Details
-
Bug
-
Status: Open
-
Major
-
Resolution: Unresolved
-
2.8.0
-
None
-
None
Description
Overlapping lease recoveries for the same file will NPE in the DatanodeManager while creating LeaseRecoveryCommands, possibly losing other recovery commands.
- client1 calls recoverLease, file is added to DN1's recovery queue
- client2 calls recoverLease, file is added to DN2's recovery queue
- one DN heartbeats, gets the block recovery command and it completes the synchronization before the other DN heartbeats; ie. file is closed.

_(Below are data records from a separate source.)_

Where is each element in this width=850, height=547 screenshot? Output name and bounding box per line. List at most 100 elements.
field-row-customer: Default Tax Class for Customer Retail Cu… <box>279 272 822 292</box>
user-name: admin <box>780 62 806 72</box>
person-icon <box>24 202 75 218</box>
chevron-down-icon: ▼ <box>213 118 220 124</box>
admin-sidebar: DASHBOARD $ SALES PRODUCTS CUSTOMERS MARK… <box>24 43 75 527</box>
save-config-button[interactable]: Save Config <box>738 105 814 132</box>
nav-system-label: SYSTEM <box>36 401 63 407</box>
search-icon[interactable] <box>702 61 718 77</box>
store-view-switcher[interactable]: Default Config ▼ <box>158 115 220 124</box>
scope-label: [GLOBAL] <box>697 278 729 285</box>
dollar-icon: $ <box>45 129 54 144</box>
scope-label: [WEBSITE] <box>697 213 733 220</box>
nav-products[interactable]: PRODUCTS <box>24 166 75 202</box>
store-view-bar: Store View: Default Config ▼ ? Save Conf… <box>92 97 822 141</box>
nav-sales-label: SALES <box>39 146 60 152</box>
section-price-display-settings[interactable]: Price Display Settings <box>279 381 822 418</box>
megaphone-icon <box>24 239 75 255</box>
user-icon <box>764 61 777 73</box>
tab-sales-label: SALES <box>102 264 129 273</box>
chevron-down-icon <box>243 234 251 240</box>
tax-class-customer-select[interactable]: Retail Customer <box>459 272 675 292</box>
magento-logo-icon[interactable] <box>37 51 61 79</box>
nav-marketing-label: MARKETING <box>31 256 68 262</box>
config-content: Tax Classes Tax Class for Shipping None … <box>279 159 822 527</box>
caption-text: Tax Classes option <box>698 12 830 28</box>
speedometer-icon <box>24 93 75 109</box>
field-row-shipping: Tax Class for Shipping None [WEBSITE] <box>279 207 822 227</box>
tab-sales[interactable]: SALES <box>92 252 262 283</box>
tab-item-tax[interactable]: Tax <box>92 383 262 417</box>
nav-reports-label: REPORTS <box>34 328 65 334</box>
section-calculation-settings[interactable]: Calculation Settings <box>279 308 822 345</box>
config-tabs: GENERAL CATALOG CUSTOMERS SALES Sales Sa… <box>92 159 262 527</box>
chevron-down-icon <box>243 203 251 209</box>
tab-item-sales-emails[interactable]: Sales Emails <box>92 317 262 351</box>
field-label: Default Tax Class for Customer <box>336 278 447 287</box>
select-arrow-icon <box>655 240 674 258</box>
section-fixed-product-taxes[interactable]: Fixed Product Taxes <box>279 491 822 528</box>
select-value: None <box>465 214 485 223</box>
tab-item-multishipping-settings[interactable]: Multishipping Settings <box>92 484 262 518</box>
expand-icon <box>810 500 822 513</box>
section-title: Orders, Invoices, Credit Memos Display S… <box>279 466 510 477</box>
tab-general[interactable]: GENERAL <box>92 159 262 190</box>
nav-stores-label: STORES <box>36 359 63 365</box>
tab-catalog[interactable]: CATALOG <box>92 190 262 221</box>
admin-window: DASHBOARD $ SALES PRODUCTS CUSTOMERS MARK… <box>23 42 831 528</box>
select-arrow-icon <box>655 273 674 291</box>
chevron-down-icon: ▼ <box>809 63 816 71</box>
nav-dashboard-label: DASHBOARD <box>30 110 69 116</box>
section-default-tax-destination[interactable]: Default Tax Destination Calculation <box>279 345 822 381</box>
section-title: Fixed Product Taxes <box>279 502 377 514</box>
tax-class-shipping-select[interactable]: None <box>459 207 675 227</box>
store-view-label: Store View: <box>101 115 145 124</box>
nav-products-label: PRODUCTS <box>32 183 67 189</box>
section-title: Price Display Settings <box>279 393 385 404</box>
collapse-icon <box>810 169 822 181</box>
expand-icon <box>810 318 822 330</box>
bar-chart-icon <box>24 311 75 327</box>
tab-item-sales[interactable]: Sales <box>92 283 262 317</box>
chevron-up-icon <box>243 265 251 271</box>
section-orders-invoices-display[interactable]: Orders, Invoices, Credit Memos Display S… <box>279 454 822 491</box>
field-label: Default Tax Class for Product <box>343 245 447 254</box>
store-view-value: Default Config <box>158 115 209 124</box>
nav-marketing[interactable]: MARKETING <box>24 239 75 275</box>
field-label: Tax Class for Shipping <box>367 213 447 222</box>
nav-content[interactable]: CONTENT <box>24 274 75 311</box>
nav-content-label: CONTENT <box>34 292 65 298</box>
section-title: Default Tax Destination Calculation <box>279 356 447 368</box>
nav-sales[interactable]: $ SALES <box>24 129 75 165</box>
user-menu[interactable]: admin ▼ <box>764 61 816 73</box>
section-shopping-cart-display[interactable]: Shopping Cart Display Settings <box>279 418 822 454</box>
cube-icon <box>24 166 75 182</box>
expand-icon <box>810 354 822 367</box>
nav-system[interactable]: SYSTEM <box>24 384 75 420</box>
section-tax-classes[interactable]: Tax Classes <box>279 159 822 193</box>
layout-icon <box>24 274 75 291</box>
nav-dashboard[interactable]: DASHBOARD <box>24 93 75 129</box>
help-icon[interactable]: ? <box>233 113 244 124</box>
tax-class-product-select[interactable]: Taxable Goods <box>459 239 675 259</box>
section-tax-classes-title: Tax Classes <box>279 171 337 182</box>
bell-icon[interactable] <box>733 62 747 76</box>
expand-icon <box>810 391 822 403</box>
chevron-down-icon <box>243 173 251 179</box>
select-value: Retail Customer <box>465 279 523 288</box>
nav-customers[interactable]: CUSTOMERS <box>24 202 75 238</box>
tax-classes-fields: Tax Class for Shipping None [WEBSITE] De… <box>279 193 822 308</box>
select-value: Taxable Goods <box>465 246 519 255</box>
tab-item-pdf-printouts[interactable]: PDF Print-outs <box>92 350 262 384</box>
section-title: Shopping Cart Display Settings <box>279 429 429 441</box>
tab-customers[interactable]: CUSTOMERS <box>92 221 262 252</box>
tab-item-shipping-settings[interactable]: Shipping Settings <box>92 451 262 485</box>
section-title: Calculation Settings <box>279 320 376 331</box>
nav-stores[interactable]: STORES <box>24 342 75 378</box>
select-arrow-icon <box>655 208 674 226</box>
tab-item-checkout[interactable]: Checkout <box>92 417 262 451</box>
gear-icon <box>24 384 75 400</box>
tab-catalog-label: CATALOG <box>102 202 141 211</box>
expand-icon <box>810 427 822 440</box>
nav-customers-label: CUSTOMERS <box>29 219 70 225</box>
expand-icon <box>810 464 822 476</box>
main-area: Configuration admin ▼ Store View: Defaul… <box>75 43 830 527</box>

- other DN heartbeats, takes block from recovery queue, assumes it's still under construction, gets a NPE calling getExpectedLocations
//check lease recovery BlockInfo[] blocks = nodeinfo.getLeaseRecoveryCommand(Integer.MAX_VALUE); if (blocks != null) { BlockRecoveryCommand brCommand = new BlockRecoveryCommand( blocks.length); for (BlockInfo b : blocks) { BlockUnderConstructionFeature uc = b.getUnderConstructionFeature(); assert uc != null; final DatanodeStorageInfo[] storages = uc.getExpectedStorageLocations();
This is "ok" to the NN state if only 1 block was queued. All recoveries are lost if multiple blocks were queued. Recovery will not occur until the client explicitly retries or the lease monitor recovers the lease.